Der 101 Jahre alte Angeklagte kam mit rund einer Stunde Verspätung zum Verhandlungsort in Brandenburg an der Havel nahe Berlin. Sein Verteidiger Stefan Waterkamp hatte zuvor gesagt: «Er fühlt sich nicht gut.» Ein Rechtsmediziner sei bei dem Angeklagten zuhause gewesen und habe geprüft, ob er verhandlungsfähig war.

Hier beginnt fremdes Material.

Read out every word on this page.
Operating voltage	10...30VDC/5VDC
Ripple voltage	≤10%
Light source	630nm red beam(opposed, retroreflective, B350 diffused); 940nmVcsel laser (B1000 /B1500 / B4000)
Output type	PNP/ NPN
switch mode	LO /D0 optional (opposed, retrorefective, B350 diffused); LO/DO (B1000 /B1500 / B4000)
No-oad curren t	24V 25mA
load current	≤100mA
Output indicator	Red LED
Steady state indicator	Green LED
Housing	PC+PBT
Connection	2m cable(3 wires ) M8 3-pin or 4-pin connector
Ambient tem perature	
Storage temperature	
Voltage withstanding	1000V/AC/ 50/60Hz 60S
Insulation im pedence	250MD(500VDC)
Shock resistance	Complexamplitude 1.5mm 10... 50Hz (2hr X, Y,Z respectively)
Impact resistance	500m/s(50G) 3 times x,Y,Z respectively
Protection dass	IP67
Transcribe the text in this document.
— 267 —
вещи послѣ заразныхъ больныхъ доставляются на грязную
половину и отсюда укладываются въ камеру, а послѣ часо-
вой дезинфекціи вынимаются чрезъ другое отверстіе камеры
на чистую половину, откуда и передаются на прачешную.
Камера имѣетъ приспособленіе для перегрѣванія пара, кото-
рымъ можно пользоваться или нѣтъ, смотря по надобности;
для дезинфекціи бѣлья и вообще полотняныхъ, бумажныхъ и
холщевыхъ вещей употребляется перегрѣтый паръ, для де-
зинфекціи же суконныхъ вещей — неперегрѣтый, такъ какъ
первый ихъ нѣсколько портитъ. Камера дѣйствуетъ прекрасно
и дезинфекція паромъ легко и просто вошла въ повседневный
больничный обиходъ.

Der Prozess hatte wegen eines Krankenhausaufenthalts des 101-Jährigen pausieren müssen. Am Montag sollte voraussichtlich die Beweisaufnahme in dem seit Oktober laufenden Verfahren abgeschlossen werden. Wann die Staatsanwaltschaft plädiert, war zunächst offen. An diesem Dienstag wird weiter verhandelt.

Der 101-Jährige ist angeklagt, als damaliger Wachmann in dem KZ Sachsenhausen nördlich Berlins von 1942 bis 1945 Beihilfe zum Mord an mindestens 3518 Häftlingen geleistet zu haben. Die Staatsanwaltschaft stützt sich dabei auf Dokumente zu einem SS-Wachmann mit dem Namen, dem Geburtsdatum und dem Geburtsort des Mannes. Bisher hat der Angeklagte bestritten, dass er in dem KZ tätig war. Er arbeitete nach eigenen Angaben in der fraglichen Zeit als Landarbeiter bei Pasewalk im norddeutschen Bundesland Mecklenburg-Vorpommern.

In dem Prozess vor dem Landesgericht Neuruppin, der im Oktober begonnen hatte, wurde zuletzt am 25. März verhandelt. Aus organisatorischen Gründen findet der Prozess in einer Sporthalle in Brandenburg/Havel statt.